The Saudi Arabian prince offered him the bulk of his stable with Southern California-based The Thoroughbred Corp. Hassinger, 37, whose uncle John Gaines founded the Breeders' Cup, quickly showed results by guiding Patience Game to a fifth-place finish in the Preakness Stakes.

Anees was coming off a third-place finish in the Norfolk Stakes at Santa Anita on Oct. 10. Sent off at 30-1 odds today, Anees paid $62.60 as the biggest long shot to win the Juvenile in 16 years.

"He's been an improving colt the last 60 days," Hassinger said.

Riding to Redemption

One year after being widely scorned for his Breeders' Cup Classic ride on Swain, jockey Frankie Dettori redeemed himself.

After riding Daylami to victory in the Turf, he yelled to the Gulfstream Park crowd, raised his arms in victory, then dismounted with his trademark flying leap.

Afterward, Dettori was still thinking about Swain.
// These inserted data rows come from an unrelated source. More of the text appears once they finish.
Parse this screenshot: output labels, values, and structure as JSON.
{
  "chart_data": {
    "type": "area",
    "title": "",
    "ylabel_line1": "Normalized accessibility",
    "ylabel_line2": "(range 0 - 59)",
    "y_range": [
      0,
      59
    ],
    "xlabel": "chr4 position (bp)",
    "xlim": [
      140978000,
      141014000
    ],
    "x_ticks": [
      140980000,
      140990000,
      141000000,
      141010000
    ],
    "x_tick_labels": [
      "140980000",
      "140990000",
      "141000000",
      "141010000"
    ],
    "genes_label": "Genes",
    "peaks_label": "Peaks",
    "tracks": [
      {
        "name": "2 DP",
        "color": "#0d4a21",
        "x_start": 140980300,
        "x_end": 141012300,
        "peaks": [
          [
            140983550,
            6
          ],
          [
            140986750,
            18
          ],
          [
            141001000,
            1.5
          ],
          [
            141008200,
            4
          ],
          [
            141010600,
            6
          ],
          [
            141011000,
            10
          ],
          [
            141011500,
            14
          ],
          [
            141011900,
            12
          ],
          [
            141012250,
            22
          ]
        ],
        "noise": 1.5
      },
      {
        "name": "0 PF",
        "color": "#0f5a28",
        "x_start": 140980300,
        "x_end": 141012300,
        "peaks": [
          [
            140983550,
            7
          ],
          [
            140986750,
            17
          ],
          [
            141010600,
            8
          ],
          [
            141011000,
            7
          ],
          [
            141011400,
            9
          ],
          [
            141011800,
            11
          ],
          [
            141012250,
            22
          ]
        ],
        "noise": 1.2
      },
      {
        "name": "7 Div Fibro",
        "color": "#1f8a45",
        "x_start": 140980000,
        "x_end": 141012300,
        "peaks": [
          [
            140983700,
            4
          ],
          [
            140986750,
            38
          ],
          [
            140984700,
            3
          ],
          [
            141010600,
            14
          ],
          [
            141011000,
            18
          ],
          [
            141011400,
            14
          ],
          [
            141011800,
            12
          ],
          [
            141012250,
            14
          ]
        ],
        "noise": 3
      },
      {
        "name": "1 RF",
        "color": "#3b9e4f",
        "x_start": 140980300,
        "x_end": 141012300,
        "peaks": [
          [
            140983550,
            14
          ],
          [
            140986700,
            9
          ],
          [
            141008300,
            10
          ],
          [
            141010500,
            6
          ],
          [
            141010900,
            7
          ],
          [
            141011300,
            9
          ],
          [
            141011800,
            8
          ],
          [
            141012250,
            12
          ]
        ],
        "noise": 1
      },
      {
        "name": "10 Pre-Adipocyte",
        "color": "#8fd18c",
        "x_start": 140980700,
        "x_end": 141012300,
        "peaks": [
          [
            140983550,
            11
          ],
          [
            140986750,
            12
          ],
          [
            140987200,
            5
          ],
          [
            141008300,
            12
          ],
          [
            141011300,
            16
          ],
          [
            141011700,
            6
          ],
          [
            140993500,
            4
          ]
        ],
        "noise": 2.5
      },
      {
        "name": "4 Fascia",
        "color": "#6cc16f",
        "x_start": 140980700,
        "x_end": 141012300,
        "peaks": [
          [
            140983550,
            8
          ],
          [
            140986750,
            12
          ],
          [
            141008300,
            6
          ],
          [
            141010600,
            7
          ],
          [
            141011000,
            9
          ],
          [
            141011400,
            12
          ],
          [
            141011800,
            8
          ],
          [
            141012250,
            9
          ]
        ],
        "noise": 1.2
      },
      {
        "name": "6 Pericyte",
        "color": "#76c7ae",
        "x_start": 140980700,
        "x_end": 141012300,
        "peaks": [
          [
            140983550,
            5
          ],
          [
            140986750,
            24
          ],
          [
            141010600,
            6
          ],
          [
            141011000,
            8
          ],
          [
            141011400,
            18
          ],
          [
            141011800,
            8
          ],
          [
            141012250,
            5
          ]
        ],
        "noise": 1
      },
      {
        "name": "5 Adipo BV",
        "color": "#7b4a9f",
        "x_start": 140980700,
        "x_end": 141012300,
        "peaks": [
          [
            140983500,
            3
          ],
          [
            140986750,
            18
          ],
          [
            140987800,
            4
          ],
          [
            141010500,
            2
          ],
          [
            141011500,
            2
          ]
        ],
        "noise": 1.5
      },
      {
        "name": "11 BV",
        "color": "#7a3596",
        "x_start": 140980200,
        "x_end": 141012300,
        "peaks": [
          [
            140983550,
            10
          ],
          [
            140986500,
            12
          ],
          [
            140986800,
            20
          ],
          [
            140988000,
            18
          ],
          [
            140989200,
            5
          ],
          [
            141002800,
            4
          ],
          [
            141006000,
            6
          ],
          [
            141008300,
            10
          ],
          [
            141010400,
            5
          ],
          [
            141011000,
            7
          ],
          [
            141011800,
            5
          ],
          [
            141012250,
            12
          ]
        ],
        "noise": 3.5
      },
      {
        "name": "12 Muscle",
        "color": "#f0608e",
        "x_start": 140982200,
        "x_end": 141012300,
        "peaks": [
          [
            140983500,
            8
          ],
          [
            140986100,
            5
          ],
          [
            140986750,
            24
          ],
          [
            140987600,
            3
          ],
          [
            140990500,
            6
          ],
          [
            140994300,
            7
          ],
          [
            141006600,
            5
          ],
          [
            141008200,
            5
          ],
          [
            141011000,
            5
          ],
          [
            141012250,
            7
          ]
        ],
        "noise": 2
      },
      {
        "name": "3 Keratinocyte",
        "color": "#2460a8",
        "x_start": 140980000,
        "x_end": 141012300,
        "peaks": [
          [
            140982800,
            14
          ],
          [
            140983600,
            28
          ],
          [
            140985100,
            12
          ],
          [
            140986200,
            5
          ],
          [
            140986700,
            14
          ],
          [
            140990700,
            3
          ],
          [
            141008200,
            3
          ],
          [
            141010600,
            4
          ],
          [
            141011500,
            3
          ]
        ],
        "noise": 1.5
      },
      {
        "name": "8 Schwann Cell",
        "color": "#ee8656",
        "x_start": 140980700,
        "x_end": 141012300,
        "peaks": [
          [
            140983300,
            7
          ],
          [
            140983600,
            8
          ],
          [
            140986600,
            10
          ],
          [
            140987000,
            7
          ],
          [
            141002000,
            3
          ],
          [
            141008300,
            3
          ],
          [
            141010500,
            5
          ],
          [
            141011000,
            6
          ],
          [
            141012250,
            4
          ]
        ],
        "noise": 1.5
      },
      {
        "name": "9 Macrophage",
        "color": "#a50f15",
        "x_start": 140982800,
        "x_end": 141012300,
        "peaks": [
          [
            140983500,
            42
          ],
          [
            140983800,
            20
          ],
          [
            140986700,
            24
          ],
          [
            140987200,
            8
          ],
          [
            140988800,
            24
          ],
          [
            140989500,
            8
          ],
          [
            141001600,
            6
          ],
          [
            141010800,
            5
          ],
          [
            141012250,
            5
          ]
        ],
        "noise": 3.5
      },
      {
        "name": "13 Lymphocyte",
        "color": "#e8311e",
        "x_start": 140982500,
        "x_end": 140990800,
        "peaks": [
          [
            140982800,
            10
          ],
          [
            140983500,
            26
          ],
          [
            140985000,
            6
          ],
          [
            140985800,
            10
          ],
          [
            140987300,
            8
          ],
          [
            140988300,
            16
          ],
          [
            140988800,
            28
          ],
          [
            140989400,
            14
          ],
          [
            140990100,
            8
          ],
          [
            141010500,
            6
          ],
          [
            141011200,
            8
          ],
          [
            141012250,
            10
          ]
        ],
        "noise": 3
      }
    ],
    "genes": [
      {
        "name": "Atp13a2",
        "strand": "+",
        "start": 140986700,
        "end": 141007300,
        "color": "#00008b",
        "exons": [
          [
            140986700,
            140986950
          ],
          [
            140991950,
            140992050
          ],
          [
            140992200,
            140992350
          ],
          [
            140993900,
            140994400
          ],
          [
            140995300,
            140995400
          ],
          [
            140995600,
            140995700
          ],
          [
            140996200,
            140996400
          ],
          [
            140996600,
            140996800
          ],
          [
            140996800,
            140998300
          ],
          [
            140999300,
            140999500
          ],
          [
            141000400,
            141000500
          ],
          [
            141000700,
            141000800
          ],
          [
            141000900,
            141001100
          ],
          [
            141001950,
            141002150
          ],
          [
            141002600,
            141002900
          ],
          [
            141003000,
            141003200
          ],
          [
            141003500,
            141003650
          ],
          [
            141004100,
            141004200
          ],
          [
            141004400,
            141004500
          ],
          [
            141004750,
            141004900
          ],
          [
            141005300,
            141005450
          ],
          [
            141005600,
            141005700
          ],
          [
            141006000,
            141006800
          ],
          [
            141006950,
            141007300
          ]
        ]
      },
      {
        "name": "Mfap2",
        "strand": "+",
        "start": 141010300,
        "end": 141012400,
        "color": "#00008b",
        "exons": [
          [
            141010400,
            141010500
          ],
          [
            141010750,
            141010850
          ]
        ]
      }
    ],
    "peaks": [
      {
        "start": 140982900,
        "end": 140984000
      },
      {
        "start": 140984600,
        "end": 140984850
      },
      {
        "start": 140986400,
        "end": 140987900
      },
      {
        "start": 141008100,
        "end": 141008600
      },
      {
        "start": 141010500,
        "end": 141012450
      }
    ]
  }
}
"Everybody tried to kill me last year," the 28-year-old Italy-based jockey said. "Okay, I made a mistake, but don't judge me on one ride."

In that race, at Churchill Downs, Swain appeared ready to take charge in the stretch but bore far outside under Dettori's left-handed whipping, losing crucial ground as Awesome Again swept to victory.

Breeding Discontent

Trainer Bobby Frankel's Breeders' Cup frustrations continue.

Frankel is in the Racing Hall of Fame despite never having won a Breeders' Cup or Triple Crown race, a string that continued yesterday when all four of his entries went down in defeat.

Keeper Hill was fourth in the Distaff, Kirkwall eighth in the Mile on turf, Spanish Fern last in the 14-horse Filly and Mare Turf and Chester House fourth in the Classic.